Customer success : une équipe responsable de la réalisation de la valeur et de l'activation après l'onboarding. Elle se défend contre le churn et découvre simultanément des opportunités d'expansion.

Automatisation de l'activation product-led : déclencheurs de montée en gamme in-app fondés sur les données d'usage (par exemple, des alertes lorsque 75 % des sièges sont utilisés).

Échelles de prix par segment : concevez un chemin naturel des petites formules vers les plus grandes.

Intervention sur le churn : détectez les signaux de churn (baisses d'usage, échecs de paiement) et intervenez automatiquement ou manuellement.

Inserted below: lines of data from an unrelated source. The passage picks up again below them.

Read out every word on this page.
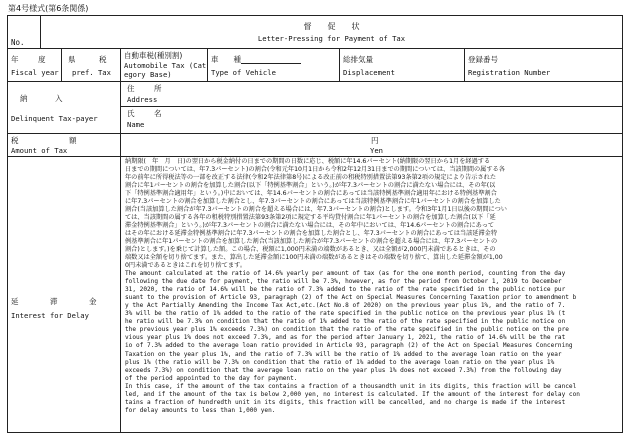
第4号様式(第6条関係)
No.
督　　促　　状
Letter-Pressing for Payment of Tax
年　度
Fiscal year
県　税
pref. Tax
自動車税(種別割)
Automobile Tax (Cat
egory Base)
車　　種
Type of Vehicle
総排気量
Displacement
登録番号
Registration Number
納　入
Delinquent Tax-payer
住　所
Address
氏　名
Name
税　　　額
Amount of Tax
円
Yen
延　滞　金
Interest for Delay
納期限(　年　月　日)の翌日から税金納付の日までの期間の日数に応じ、税額に年14.6パーセント(納期限の翌日から1月を経過する
日までの期間については、年7.3パーセント)の割合(令和元年10月1日から令和2年12月31日までの期間については、当該期間の属する各
年の前年に所得税法等の一部を改正する法律(令和2年法律第8号)による改正前の租税特別措置法第93条第2項の規定により告示された
割合に年1パーセントの割合を加算した割合(以下「特例基準割合」という。)が年7.3パーセントの割合に満たない場合には、その年(以
下「特例基準割合適用年」という。)中においては、年14.6パーセントの割合にあっては当該特例基準割合適用年における特例基準割合
に年7.3パーセントの割合を加算した割合とし、年7.3パーセントの割合にあっては当該特例基準割合に年1パーセントの割合を加算した
割合(当該加算した割合が年7.3パーセントの割合を超える場合には、年7.3パーセントの割合)とします。令和3年1月1日以後の期間につい
ては、当該期間の属する各年の租税特別措置法第93条第2項に規定する平均貸付割合に年1パーセントの割合を加算した割合(以下「延
滞金特例基準割合」という。)が年7.3パーセントの割合に満たない場合には、その年中においては、年14.6パーセントの割合にあって
はその年における延滞金特例基準割合に年7.3パーセントの割合を加算した割合とし、年7.3パーセントの割合にあっては当該延滞金特
例基準割合に年1パーセントの割合を加算した割合(当該加算した割合が年7.3パーセントの割合を超える場合には、年7.3パーセントの
割合)とします。)を乗じて計算した額。この場合、税額に1,000円未満の端数があるとき、又は全額が2,000円未満であるときは、その
端数又は全額を切り捨てます。また、算出した延滞金額に100円未満の端数があるときはその端数を切り捨て、算出した延滞金額が1,00
0円未満であるときはこれを切り捨てます。
The amount calculated at the ratio of 14.6% yearly per amount of tax (as for the one month period, counting from the day
following the due date for payment, the ratio will be 7.3%, however, as for the period from October 1, 2019 to December
31, 2020, the ratio of 14.6% will be the ratio of 7.3% added to the ratio of the rate specified in the public notice pur
suant to the provision of Article 93, paragraph (2) of the Act on Special Measures Concerning Taxation prior to amendment b
y the Act Partially Amending the Income Tax Act,etc.(Act No.8 of 2020) on the previous year plus 1%, and the ratio of 7.
3% will be the ratio of 1% added to the ratio of the rate specified in the public notice on the previous year plus 1% (t
he ratio will be 7.3% on condition that the ratio of 1% added to the ratio of the rate specified in the public notice on
the previous year plus 1% exceeds 7.3%) on condition that the ratio of the rate specified in the public notice on the pre
vious year plus 1% does not exceed 7.3%, and as for the period after January 1, 2021, the ratio of 14.6% will be the rat
io of 7.3% added to the average loan ratio provided in Article 93, paragraph (2) of the Act on Special Measures Concerning
Taxation on the year plus 1%, and the ratio of 7.3% will be the ratio of 1% added to the average loan ratio on the year
plus 1% (the ratio will be 7.3% on condition that the ratio of 1% added to the average loan ratio on the year plus 1%
exceeds 7.3%) on condition that the average loan ratio on the year plus 1% does not exceed 7.3%) from the following day
of the period appointed to the day for payment.
In this case, if the amount of the tax contains a fraction of a thousandth unit in its digits, this fraction will be cancel
led, and if the amount of the tax is below 2,000 yen, no interest is calculated. If the amount of the interest for delay con
tains a fraction of hundredth unit in its digits, this fraction will be cancelled, and no charge is made if the interest
for delay amounts to less than 1,000 yen.
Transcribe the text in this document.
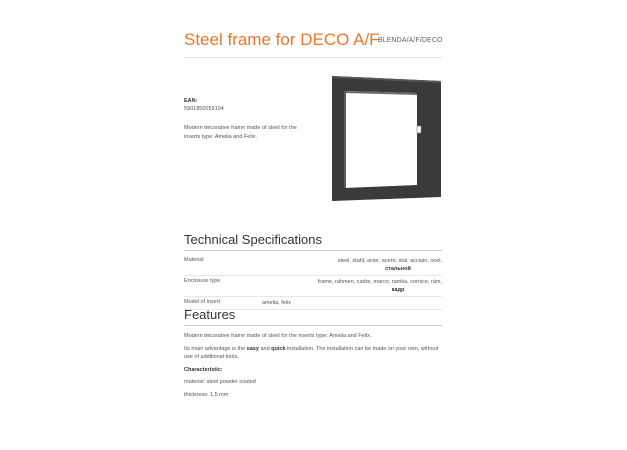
Steel frame for DECO A/F
BLENDA/A/F/DECO
EAN:
5901850059104
Modern decorative frame made of steel for the inserts type: Amelia and Felix.
Technical Specifications
Material	steel, stahl, acier, acero, stal, acciaio, ocel,
стальной
Enclosure type	frame, rahmen, cadre, marco, ramka, cornice, rám,
кадр
Model of insert	amelia, felix
Features
Modern decorative frame made of steel for the inserts type: Amelia and Felix.
Its main advantage is the easy and quick installation. The installation can be made on your own, without use of additional tools.
Characteristic:
material: steel powder coated
thickness: 1,5 mm
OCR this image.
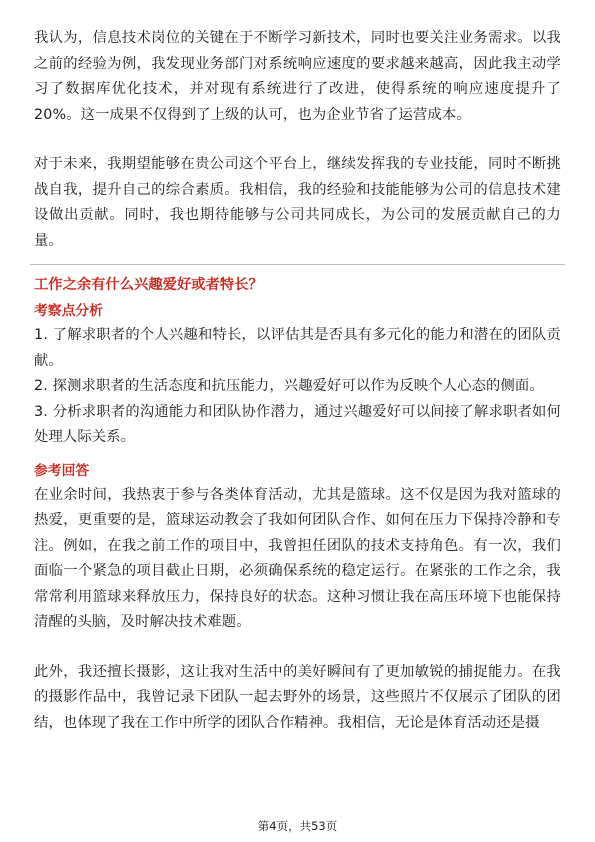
我认为，信息技术岗位的关键在于不断学习新技术，同时也要关注业务需求。以我之前的经验为例，我发现业务部门对系统响应速度的要求越来越高，因此我主动学习了数据库优化技术，并对现有系统进行了改进，使得系统的响应速度提升了20%。这一成果不仅得到了上级的认可，也为企业节省了运营成本。

对于未来，我期望能够在贵公司这个平台上，继续发挥我的专业技能，同时不断挑战自我，提升自己的综合素质。我相信，我的经验和技能能够为公司的信息技术建设做出贡献。同时，我也期待能够与公司共同成长，为公司的发展贡献自己的力量。

工作之余有什么兴趣爱好或者特长？

考察点分析

1. 了解求职者的个人兴趣和特长，以评估其是否具有多元化的能力和潜在的团队贡献。
2. 探测求职者的生活态度和抗压能力，兴趣爱好可以作为反映个人心态的侧面。
3. 分析求职者的沟通能力和团队协作潜力，通过兴趣爱好可以间接了解求职者如何处理人际关系。

参考回答

在业余时间，我热衷于参与各类体育活动，尤其是篮球。这不仅是因为我对篮球的热爱，更重要的是，篮球运动教会了我如何团队合作、如何在压力下保持冷静和专注。例如，在我之前工作的项目中，我曾担任团队的技术支持角色。有一次，我们面临一个紧急的项目截止日期，必须确保系统的稳定运行。在紧张的工作之余，我常常利用篮球来释放压力，保持良好的状态。这种习惯让我在高压环境下也能保持清醒的头脑，及时解决技术难题。

此外，我还擅长摄影，这让我对生活中的美好瞬间有了更加敏锐的捕捉能力。在我的摄影作品中，我曾记录下团队一起去野外的场景，这些照片不仅展示了团队的团结，也体现了我在工作中所学的团队合作精神。我相信，无论是体育活动还是摄

第4页，共53页
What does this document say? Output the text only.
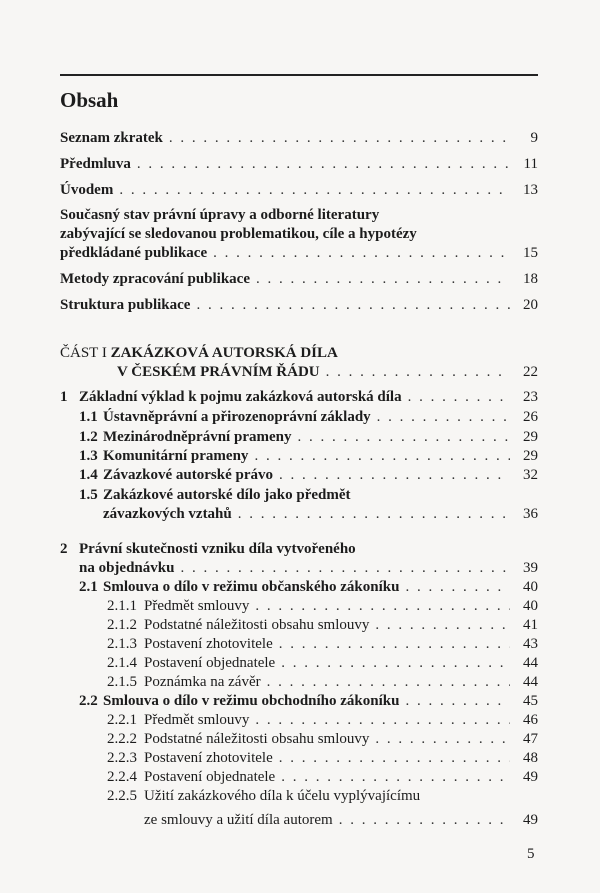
Obsah
Seznam zkratek . . .	9
Předmluva . . .	11
Úvodem . . .	13
Současný stav právní úpravy a odborné literatury
zabývající se sledovanou problematikou, cíle a hypotézy
předkládané publikace . . .	15
Metody zpracování publikace . . .	18
Struktura publikace . . .	20
ČÁST I ZAKÁZKOVÁ AUTORSKÁ DÍLA
V ČESKÉM PRÁVNÍM ŘÁDU . . .	22
1 Základní výklad k pojmu zakázková autorská díla . . .	23
1.1 Ústavněprávní a přirozenoprávní základy . . .	26
1.2 Mezinárodněprávní prameny . . .	29
1.3 Komunitární prameny . . .	29
1.4 Závazkové autorské právo . . .	32
1.5 Zakázkové autorské dílo jako předmět
závazkových vztahů . . .	36
2 Právní skutečnosti vzniku díla vytvořeného
na objednávku . . .	39
2.1 Smlouva o dílo v režimu občanského zákoníku . . .	40
2.1.1 Předmět smlouvy . . .	40
2.1.2 Podstatné náležitosti obsahu smlouvy . . .	41
2.1.3 Postavení zhotovitele . . .	43
2.1.4 Postavení objednatele . . .	44
2.1.5 Poznámka na závěr . . .	44
2.2 Smlouva o dílo v režimu obchodního zákoníku . . .	45
2.2.1 Předmět smlouvy . . .	46
2.2.2 Podstatné náležitosti obsahu smlouvy . . .	47
2.2.3 Postavení zhotovitele . . .	48
2.2.4 Postavení objednatele . . .	49
2.2.5 Užití zakázkového díla k účelu vyplývajícímu
ze smlouvy a užití díla autorem . . .	49
5
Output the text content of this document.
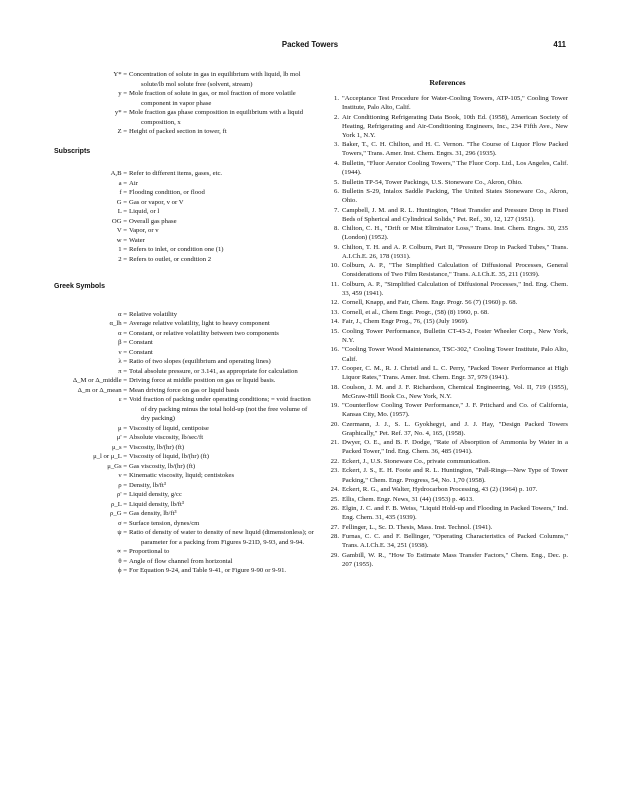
Packed Towers	411
Y* = Concentration of solute in gas in equilibrium with liquid, lb mol solute/lb mol solute free (solvent, stream)
y = Mole fraction of solute in gas, or mol fraction of more volatile component in vapor phase
y* = Mole fraction gas phase composition in equilibrium with a liquid composition, x
Z = Height of packed section in tower, ft
Subscripts
A,B = Refer to different items, gases, etc.
a = Air
f = Flooding condition, or flood
G = Gas or vapor, v or V
L = Liquid, or l
OG = Overall gas phase
V = Vapor, or v
w = Water
1 = Refers to inlet, or condition one (1)
2 = Refers to outlet, or condition 2
Greek Symbols
α = Relative volatility
α_lh = Average relative volatility, light to heavy component
α = Constant, or relative volatility between two components
β = Constant
ν = Constant
λ = Ratio of two slopes (equilibrium and operating lines)
π = Total absolute pressure, or 3.141, as appropriate for calculation
Δ_M or Δ_middle = Driving force at middle position on gas or liquid basis.
Δ_m or Δ_mean = Mean driving force on gas or liquid basis
ε = Void fraction of packing under operating conditions; = void fraction of dry packing minus the total hold-up (not the free volume of dry packing)
μ = Viscosity of liquid, centipoise
μ' = Absolute viscosity, lb/sec/ft
μ_s = Viscosity, lb/(hr) (ft)
μ_l or μ_L = Viscosity of liquid, lb/(hr) (ft)
μ_Gs = Gas viscosity, lb/(hr) (ft)
ν = Kinematic viscosity, liquid; centistokes
ρ = Density, lb/ft³
ρ' = Liquid density, g/cc
ρ_L = Liquid density, lb/ft³
ρ_G = Gas density, lb/ft³
σ = Surface tension, dynes/cm
ψ = Ratio of density of water to density of new liquid (dimensionless); or parameter for a packing from Figures 9-21D, 9-93, and 9-94.
∝ = Proportional to
θ = Angle of flow channel from horizontal
ϕ = For Equation 9-24, and Table 9-41, or Figure 9-90 or 9-91.
References
1. "Acceptance Test Procedure for Water-Cooling Towers, ATP-105," Cooling Tower Institute, Palo Alto, Calif.
2. Air Conditioning Refrigerating Data Book, 10th Ed. (1958), American Society of Heating, Refrigerating and Air-Conditioning Engineers, Inc., 234 Fifth Ave., New York 1, N.Y.
3. Baker, T., C. H. Chilton, and H. C. Vernon. "The Course of Liquor Flow Packed Towers," Trans. Amer. Inst. Chem. Engrs. 31, 296 (1935).
4. Bulletin, "Fluor Aerator Cooling Towers," The Fluor Corp. Ltd., Los Angeles, Calif. (1944).
5. Bulletin TP-54, Tower Packings, U.S. Stoneware Co., Akron, Ohio.
6. Bulletin S-29, Intalox Saddle Packing, The United States Stoneware Co., Akron, Ohio.
7. Campbell, J. M. and R. L. Huntington, "Heat Transfer and Pressure Drop in Fixed Beds of Spherical and Cylindrical Solids," Pet. Ref., 30, 12, 127 (1951).
8. Chilton, C. H., "Drift or Mist Eliminator Loss," Trans. Inst. Chem. Engrs. 30, 235 (London) (1952).
9. Chilton, T. H. and A. P. Colburn, Part II, "Pressure Drop in Packed Tubes," Trans. A.I.Ch.E. 26, 178 (1931).
10. Colburn, A. P., "The Simplified Calculation of Diffusional Processes, General Considerations of Two Film Resistance," Trans. A.I.Ch.E. 35, 211 (1939).
11. Colburn, A. P., "Simplified Calculation of Diffusional Processes," Ind. Eng. Chem. 33, 459 (1941).
12. Cornell, Knapp, and Fair, Chem. Engr. Progr. 56 (7) (1960) p. 68.
13. Cornell, et al., Chem Engr. Progr., (58) (8) 1960, p. 68.
14. Fair, J., Chem Engr Prog., 76, (15) (July 1969).
15. Cooling Tower Performance, Bulletin CT-43-2, Foster Wheeler Corp., New York, N.Y.
16. "Cooling Tower Wood Maintenance, TSC-302," Cooling Tower Institute, Palo Alto, Calif.
17. Cooper, C. M., R. J. Christl and L. C. Perry, "Packed Tower Performance at High Liquor Rates," Trans. Amer. Inst. Chem. Engr. 37, 979 (1941).
18. Coulson, J. M. and J. F. Richardson, Chemical Engineering, Vol. II, 719 (1955), McGraw-Hill Book Co., New York, N.Y.
19. "Counterflow Cooling Tower Performance," J. F. Pritchard and Co. of California, Kansas City, Mo. (1957).
20. Czermann, J. J., S. L. Gyokhegyi, and J. J. Hay, "Design Packed Towers Graphically," Pet. Ref. 37, No. 4, 165, (1958).
21. Dwyer, O. E., and B. F. Dodge, "Rate of Absorption of Ammonia by Water in a Packed Tower," Ind. Eng. Chem. 36, 485 (1941).
22. Eckert, J., U.S. Stoneware Co., private communication.
23. Eckert, J. S., E. H. Foote and R. L. Huntington, "Pall-Rings—New Type of Tower Packing," Chem. Engr. Progress, 54, No. 1,70 (1958).
24. Eckert, R. G., and Walter, Hydrocarbon Processing, 43 (2) (1964) p. 107.
25. Ellis, Chem. Engr. News, 31 (44) (1953) p. 4613.
26. Elgin, J. C. and F. B. Weiss, "Liquid Hold-up and Flooding in Packed Towers," Ind. Eng. Chem. 31, 435 (1939).
27. Fellinger, L., Sc. D. Thesis, Mass. Inst. Technol. (1941).
28. Furnas, C. C. and F. Bellinger, "Operating Characteristics of Packed Columns," Trans. A.I.Ch.E. 34, 251 (1938).
29. Gambill, W. R., "How To Estimate Mass Transfer Factors," Chem. Eng., Dec. p. 207 (1955).
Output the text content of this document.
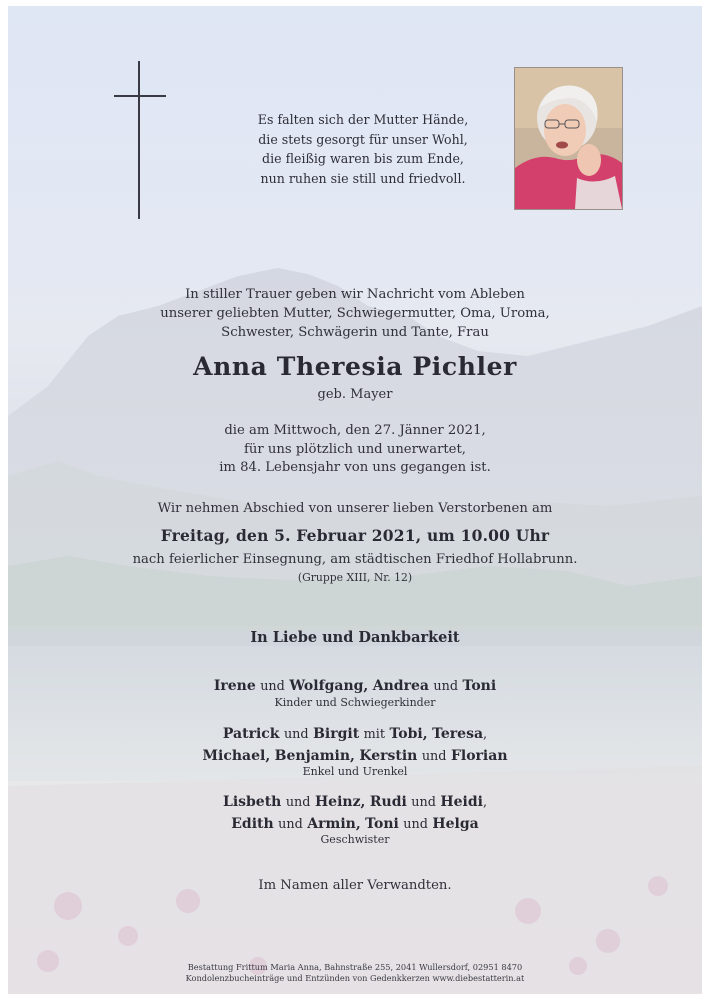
Es falten sich der Mutter Hände,
die stets gesorgt für unser Wohl,
die fleißig waren bis zum Ende,
nun ruhen sie still und friedvoll.
In stiller Trauer geben wir Nachricht vom Ableben
unserer geliebten Mutter, Schwiegermutter, Oma, Uroma,
Schwester, Schwägerin und Tante, Frau
Anna Theresia Pichler
geb. Mayer
die am Mittwoch, den 27. Jänner 2021,
für uns plötzlich und unerwartet,
im 84. Lebensjahr von uns gegangen ist.
Wir nehmen Abschied von unserer lieben Verstorbenen am
Freitag, den 5. Februar 2021, um 10.00 Uhr
nach feierlicher Einsegnung, am städtischen Friedhof Hollabrunn.
(Gruppe XIII, Nr. 12)
In Liebe und Dankbarkeit
Irene und Wolfgang, Andrea und Toni
Kinder und Schwiegerkinder
Patrick und Birgit mit Tobi, Teresa,
Michael, Benjamin, Kerstin und Florian
Enkel und Urenkel
Lisbeth und Heinz, Rudi und Heidi,
Edith und Armin, Toni und Helga
Geschwister
Im Namen aller Verwandten.
Bestattung Frittum Maria Anna, Bahnstraße 255, 2041 Wullersdorf, 02951 8470
Kondolenzbucheinträge und Entzünden von Gedenkkerzen www.diebestatterin.at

Affinement de l'ICP : les clients bien adaptés s'agrandissent ; les clients mal adaptés churnent. Resserrer l'ICP est souvent le plus grand levier de NRR.

Erreurs d'interprétation courantes

Masquer des problèmes de cohorte derrière un NRR à l'échelle de l'entreprise : si les 10 % de clients du haut génèrent une expansion massive tandis que les 90 % du bas churnent, le NRR peut être de 110 % alors que l'entreprise se meurt. Décomposez toujours par cohorte et par segment.

Comptabiliser des pics d'expansion ponctuels : des poussées d'usage temporaires comptabilisées en expansion s'effondrent au trimestre suivant.

Confondre la fin d'une remise avec de l'expansion : revenir au prix catalogue après une remise n'est pas une véritable expansion.

Mélanger des nouveaux clients dans les cohortes : par définition, le NRR n'inclut que les clients de plus de 12 mois. Y mêler de nouveaux clients invalide à la fois le GRR et le NRR.

Étaler les renouvellements annuels sur les mois : si les renouvellements annuels se concentrent en janvier, le NRR de ce mois-là n'a aucun sens. Utilisez les 12 derniers mois glissants (TTM, Trailing 12 Months).

NRR contre GRR contre rétention de logos

IndicateurInclutCe qu'il montre
NRRExpansion + Churn + ContractionDynamique globale du revenu
GRRChurn + Contraction uniquement (sans expansion)Plancher de défense du revenu
Rétention de logosNombre de clients uniquementRétention du nombre de clients

Le GRR ne peut jamais dépasser 100 %. Le schéma sain est NRR > 100 % > GRR. Si le GRR tombe en dessous de 80 %, même de fortes performances d'expansion signalent un danger.

Erreurs courantes

Regarder le NRR comme un chiffre unique : décomposez-le par cohorte, par formule et par secteur pour voir où sont les fuites.

Traiter le customer success comme un centre de coûts : c'est en réalité un centre de revenus qui pilote le NRR. Mesurez le ROI de l'équipe CS au travers du NRR.

Aucune commission sur le revenu d'expansion : si les ventes ne touchent de prime que sur les nouveaux logos, l'expansion est négligée.

Compter les hausses de prix comme de l'expansion : séparez les effets des changements de prix de la véritable expansion de l'usage.

Imputer un faible NRR au marketing : la plupart des problèmes de NRR sont des problèmes de produit, d'onboarding ou d'ICP. Tenter de les corriger par le marketing ne fait que gonfler le CAC.